Led by guitarist/fiddler Barley Scotch (aka John Wheeler, a doctor of philosophy no less), Thor-lookalike Jake Byers (bass) and brothers “Deacon” Dale Reno (mandolin) and “Reverend” Dale Reno (banjo), the band – who play far too fast for any drummer to keep up with – also include an onstage beer fridge amongst their line-up.
No matter how many bottles of hooch are consumed, though, the bolts of their music never seem to slacken. Indeed, with each passing of beer (literally, given the amount of pit-stops the band make to the toilet) the tunes merely intensify in speed, putting many of their heavy-metal heroes to shame in its fiery, foot stomping ferocity.
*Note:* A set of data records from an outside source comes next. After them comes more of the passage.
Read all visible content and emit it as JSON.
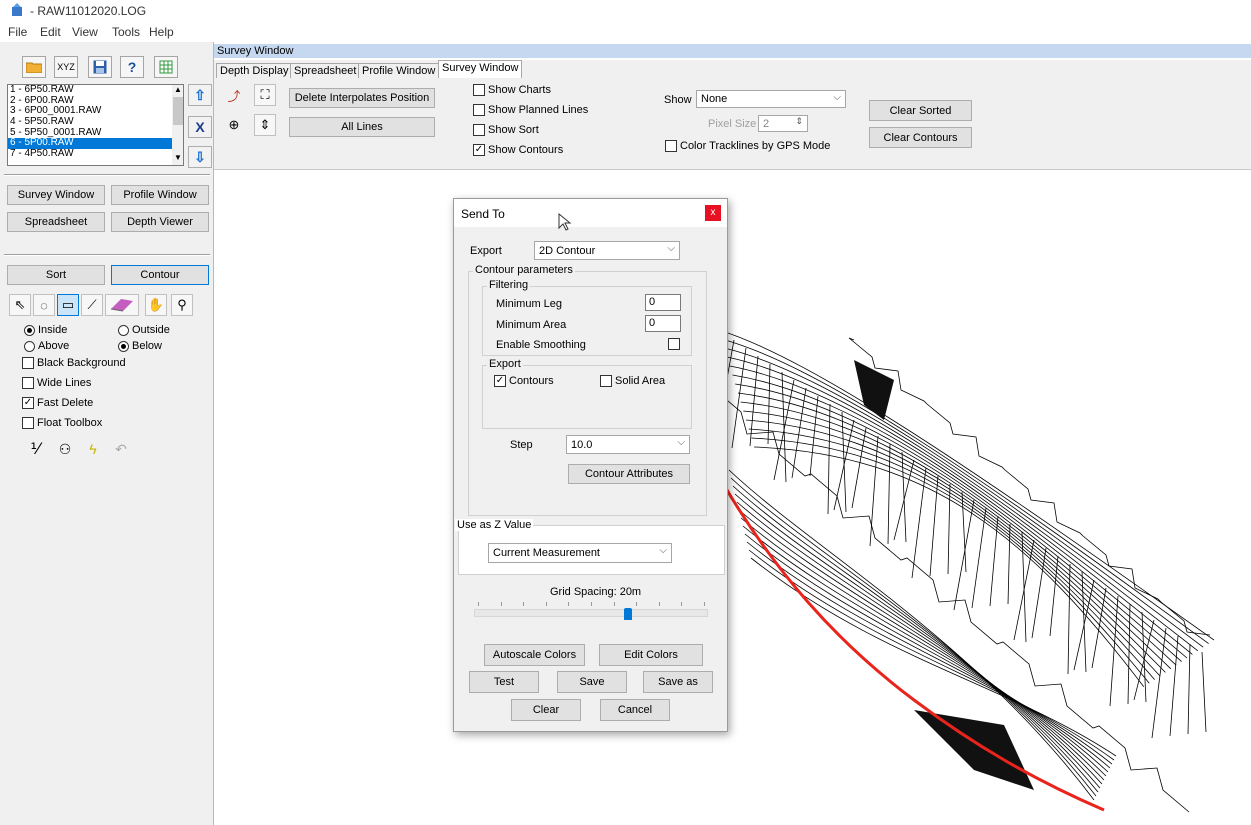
{
  "window": {
    "title": "- RAW11012020.LOG"
  },
  "menu": [
    "File",
    "Edit",
    "View",
    "Tools",
    "Help"
  ],
  "left_toolbar": {
    "xyz_label": "XYZ",
    "help_label": "?"
  },
  "file_list": {
    "items": [
      "1 - 6P50.RAW",
      "2 - 6P00.RAW",
      "3 - 6P00_0001.RAW",
      "4 - 5P50.RAW",
      "5 - 5P50_0001.RAW",
      "6 - 5P00.RAW",
      "7 - 4P50.RAW"
    ],
    "selected_index": 5
  },
  "nav_buttons": {
    "survey": "Survey Window",
    "profile": "Profile Window",
    "spreadsheet": "Spreadsheet",
    "depth_viewer": "Depth Viewer"
  },
  "mode_buttons": {
    "sort": "Sort",
    "contour": "Contour"
  },
  "options": {
    "inside": "Inside",
    "outside": "Outside",
    "above": "Above",
    "below": "Below",
    "black_background": "Black Background",
    "wide_lines": "Wide Lines",
    "fast_delete": "Fast Delete",
    "float_toolbox": "Float Toolbox"
  },
  "main": {
    "title": "Survey Window",
    "tabs": [
      "Depth Display",
      "Spreadsheet",
      "Profile Window",
      "Survey Window"
    ],
    "active_tab": 3,
    "buttons": {
      "delete_interpolates": "Delete Interpolates Position",
      "all_lines": "All Lines",
      "clear_sorted": "Clear Sorted",
      "clear_contours": "Clear Contours"
    },
    "checks": {
      "show_charts": "Show Charts",
      "show_planned": "Show Planned Lines",
      "show_sort": "Show Sort",
      "show_contours": "Show Contours",
      "color_tracklines": "Color Tracklines by GPS Mode"
    },
    "show_label": "Show",
    "show_value": "None",
    "pixel_size_label": "Pixel Size",
    "pixel_size_value": "2"
  },
  "dialog": {
    "title": "Send To",
    "close_glyph": "x",
    "export_label": "Export",
    "export_value": "2D Contour",
    "contour_parameters": "Contour parameters",
    "filtering": "Filtering",
    "minimum_leg_label": "Minimum Leg",
    "minimum_leg_value": "0",
    "minimum_area_label": "Minimum Area",
    "minimum_area_value": "0",
    "enable_smoothing": "Enable Smoothing",
    "export_group": "Export",
    "contours_label": "Contours",
    "solid_area_label": "Solid Area",
    "step_label": "Step",
    "step_value": "10.0",
    "contour_attributes": "Contour Attributes",
    "use_as_z": "Use as Z Value",
    "z_value": "Current Measurement",
    "grid_spacing": "Grid Spacing: 20m",
    "grid_slider_fraction": 0.66,
    "buttons": {
      "autoscale": "Autoscale Colors",
      "edit_colors": "Edit Colors",
      "test": "Test",
      "save": "Save",
      "save_as": "Save as",
      "clear": "Clear",
      "cancel": "Cancel"
    }
  },
  "colors": {
    "accent": "#0078d7",
    "trackline": "#e8241c",
    "title_bg": "#c5d8ef",
    "close_red": "#e81123"
  }
}
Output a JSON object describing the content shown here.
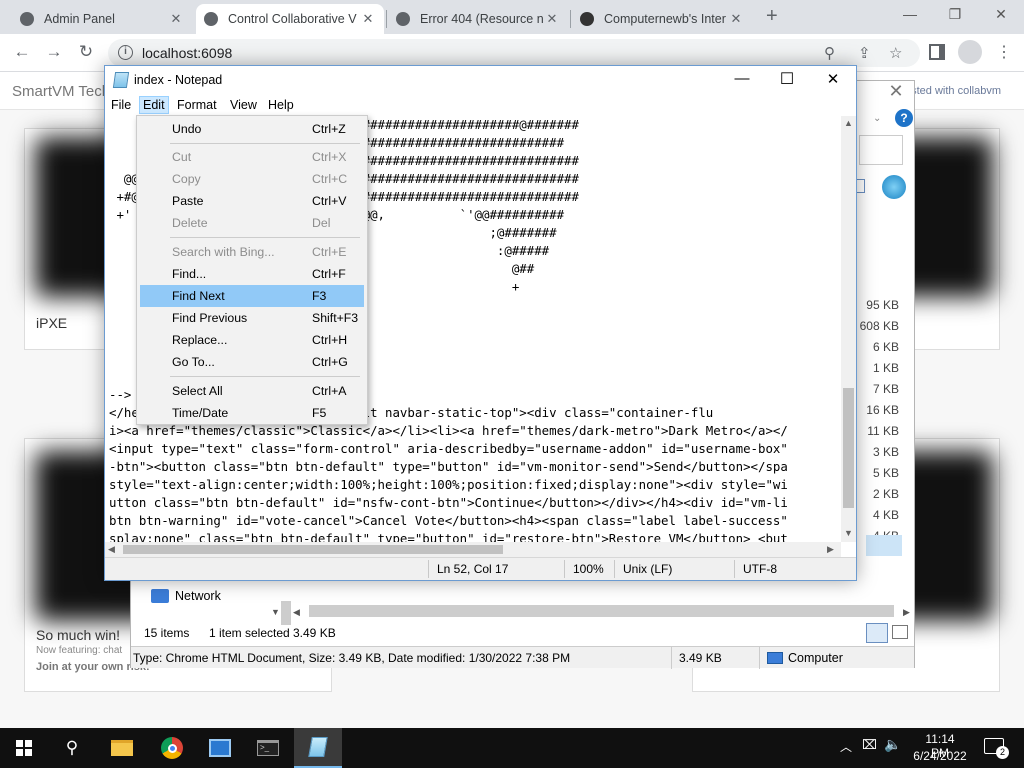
{
  "browser": {
    "tabs": [
      {
        "title": "Admin Panel",
        "favicon_color": "#5f6368"
      },
      {
        "title": "Control Collaborative V",
        "favicon_color": "#5f6368"
      },
      {
        "title": "Error 404 (Resource no",
        "favicon_color": "#5f6368"
      },
      {
        "title": "Computernewb's Inter",
        "favicon_color": "#333333"
      }
    ],
    "new_tab": "+",
    "url": "localhost:6098"
  },
  "site": {
    "brand": "SmartVM Tech",
    "header_right": "osted with collabvm",
    "cards": [
      {
        "label": "iPXE"
      },
      {
        "label": "So much win!",
        "sub1": "Now featuring: chat",
        "sub2": "Join at your own risk!"
      }
    ]
  },
  "explorer": {
    "sizes": [
      "95 KB",
      "608 KB",
      "6 KB",
      "1 KB",
      "7 KB",
      "16 KB",
      "11 KB",
      "3 KB",
      "5 KB",
      "2 KB",
      "4 KB",
      "4 KB"
    ],
    "nav_network": "Network",
    "items_count": "15 items",
    "selected": "1 item selected",
    "selected_size": "3.49 KB",
    "status_type": "Type: Chrome HTML Document, Size: 3.49 KB, Date modified: 1/30/2022 7:38 PM",
    "status_size": "3.49 KB",
    "status_location": "Computer"
  },
  "notepad": {
    "title": "index - Notepad",
    "menu": [
      "File",
      "Edit",
      "Format",
      "View",
      "Help"
    ],
    "art_lines": [
      "                   ########@ ''''######################@#######",
      "                   ########@ '###############################",
      "                   #######:  ##################################",
      "  @@               #######' `@ ################################",
      " +#@               #######+ .@#@ ##############################",
      " +'                :####@ ########@@,          `'@@##########",
      "                   #####@ #####@:                  ;@#######",
      "                   #####@ ####                      :@#####",
      "                   ####@@ #'                          @##",
      "                   ####@                              +",
      "                   ##@.",
      "                   @,"
    ],
    "code_lines": [
      "-->",
      "</he                ' navbar-default navbar-static-top\"><div class=\"container-flu",
      "i><a href=\"themes/classic\">Classic</a></li><li><a href=\"themes/dark-metro\">Dark Metro</a></",
      "<input type=\"text\" class=\"form-control\" aria-describedby=\"username-addon\" id=\"username-box\"",
      "-btn\"><button class=\"btn btn-default\" type=\"button\" id=\"vm-monitor-send\">Send</button></spa",
      "style=\"text-align:center;width:100%;height:100%;position:fixed;display:none\"><div style=\"wi",
      "utton class=\"btn btn-default\" id=\"nsfw-cont-btn\">Continue</button></div></h4><div id=\"vm-li",
      "btn btn-warning\" id=\"vote-cancel\">Cancel Vote</button><h4><span class=\"label label-success\"",
      "splay:none\" class=\"btn btn-default\" type=\"button\" id=\"restore-btn\">Restore VM</button> <but"
    ],
    "status": {
      "position": "Ln 52, Col 17",
      "zoom": "100%",
      "eol": "Unix (LF)",
      "encoding": "UTF-8"
    }
  },
  "edit_menu": {
    "items": [
      {
        "label": "Undo",
        "shortcut": "Ctrl+Z",
        "disabled": false
      },
      {
        "label": "Cut",
        "shortcut": "Ctrl+X",
        "disabled": true
      },
      {
        "label": "Copy",
        "shortcut": "Ctrl+C",
        "disabled": true
      },
      {
        "label": "Paste",
        "shortcut": "Ctrl+V",
        "disabled": false
      },
      {
        "label": "Delete",
        "shortcut": "Del",
        "disabled": true
      },
      {
        "label": "Search with Bing...",
        "shortcut": "Ctrl+E",
        "disabled": true
      },
      {
        "label": "Find...",
        "shortcut": "Ctrl+F",
        "disabled": false
      },
      {
        "label": "Find Next",
        "shortcut": "F3",
        "disabled": false,
        "highlighted": true
      },
      {
        "label": "Find Previous",
        "shortcut": "Shift+F3",
        "disabled": false
      },
      {
        "label": "Replace...",
        "shortcut": "Ctrl+H",
        "disabled": false
      },
      {
        "label": "Go To...",
        "shortcut": "Ctrl+G",
        "disabled": false
      },
      {
        "label": "Select All",
        "shortcut": "Ctrl+A",
        "disabled": false
      },
      {
        "label": "Time/Date",
        "shortcut": "F5",
        "disabled": false
      }
    ]
  },
  "taskbar": {
    "time": "11:14 PM",
    "date": "6/24/2022",
    "notifications": "2"
  }
}
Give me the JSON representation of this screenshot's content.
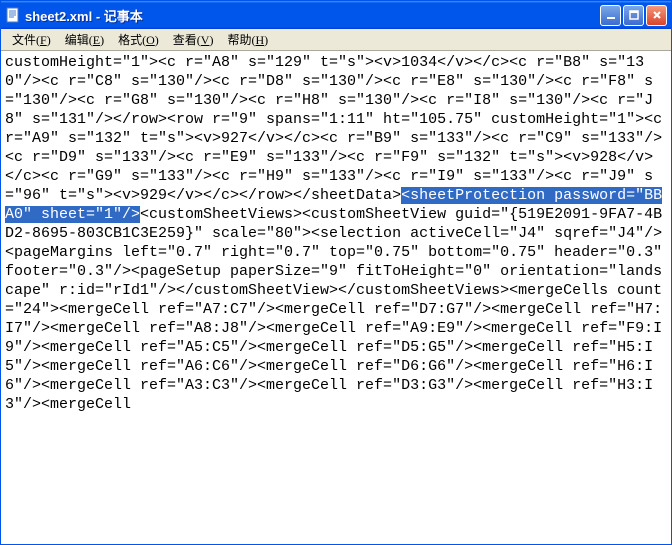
{
  "window": {
    "title": "sheet2.xml - 记事本"
  },
  "menu": {
    "file": "文件",
    "file_key": "F",
    "edit": "编辑",
    "edit_key": "E",
    "format": "格式",
    "format_key": "O",
    "view": "查看",
    "view_key": "V",
    "help": "帮助",
    "help_key": "H"
  },
  "content": {
    "part1": "customHeight=\"1\"><c r=\"A8\" s=\"129\" t=\"s\"><v>1034</v></c><c r=\"B8\" s=\"130\"/><c r=\"C8\" s=\"130\"/><c r=\"D8\" s=\"130\"/><c r=\"E8\" s=\"130\"/><c r=\"F8\" s=\"130\"/><c r=\"G8\" s=\"130\"/><c r=\"H8\" s=\"130\"/><c r=\"I8\" s=\"130\"/><c r=\"J8\" s=\"131\"/></row><row r=\"9\" spans=\"1:11\" ht=\"105.75\" customHeight=\"1\"><c r=\"A9\" s=\"132\" t=\"s\"><v>927</v></c><c r=\"B9\" s=\"133\"/><c r=\"C9\" s=\"133\"/><c r=\"D9\" s=\"133\"/><c r=\"E9\" s=\"133\"/><c r=\"F9\" s=\"132\" t=\"s\"><v>928</v></c><c r=\"G9\" s=\"133\"/><c r=\"H9\" s=\"133\"/><c r=\"I9\" s=\"133\"/><c r=\"J9\" s=\"96\" t=\"s\"><v>929</v></c></row></sheetData>",
    "highlighted": "<sheetProtection password=\"BBA0\" sheet=\"1\"/>",
    "part2": "<customSheetViews><customSheetView guid=\"{519E2091-9FA7-4BD2-8695-803CB1C3E259}\" scale=\"80\"><selection activeCell=\"J4\" sqref=\"J4\"/><pageMargins left=\"0.7\" right=\"0.7\" top=\"0.75\" bottom=\"0.75\" header=\"0.3\" footer=\"0.3\"/><pageSetup paperSize=\"9\" fitToHeight=\"0\" orientation=\"landscape\" r:id=\"rId1\"/></customSheetView></customSheetViews><mergeCells count=\"24\"><mergeCell ref=\"A7:C7\"/><mergeCell ref=\"D7:G7\"/><mergeCell ref=\"H7:I7\"/><mergeCell ref=\"A8:J8\"/><mergeCell ref=\"A9:E9\"/><mergeCell ref=\"F9:I9\"/><mergeCell ref=\"A5:C5\"/><mergeCell ref=\"D5:G5\"/><mergeCell ref=\"H5:I5\"/><mergeCell ref=\"A6:C6\"/><mergeCell ref=\"D6:G6\"/><mergeCell ref=\"H6:I6\"/><mergeCell ref=\"A3:C3\"/><mergeCell ref=\"D3:G3\"/><mergeCell ref=\"H3:I3\"/><mergeCell"
  }
}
In between the many AC/DC and Led Zeppelin songs, then, Scotch’s chat covers just about everything from chlamydia and Edinburgh trams, to the Scottish Government’s figures on men’s parental issues. Musically speaking, however, Dixie’s piece de resistance remains their ingenious reworking of Queen’s Bohemian Rhapsody, and Fat Bottomed Girls no longer ride – they fly by the seat of their pants. Later, the hicks’ high level of musicianship is demonstrated to stunt-man effect when all four members help play each other’s instruments. And following a heart-breaking ballad that involves keeping your sweetheart’s doo-doo in a jar, the night is rounded off with the customary duelling banjos routine.
So, while Dixie’s seed may have withered some, as long as breweries continue fermenting beer, these weapons of bluegrass destruction won’t be disappearing anytime soon.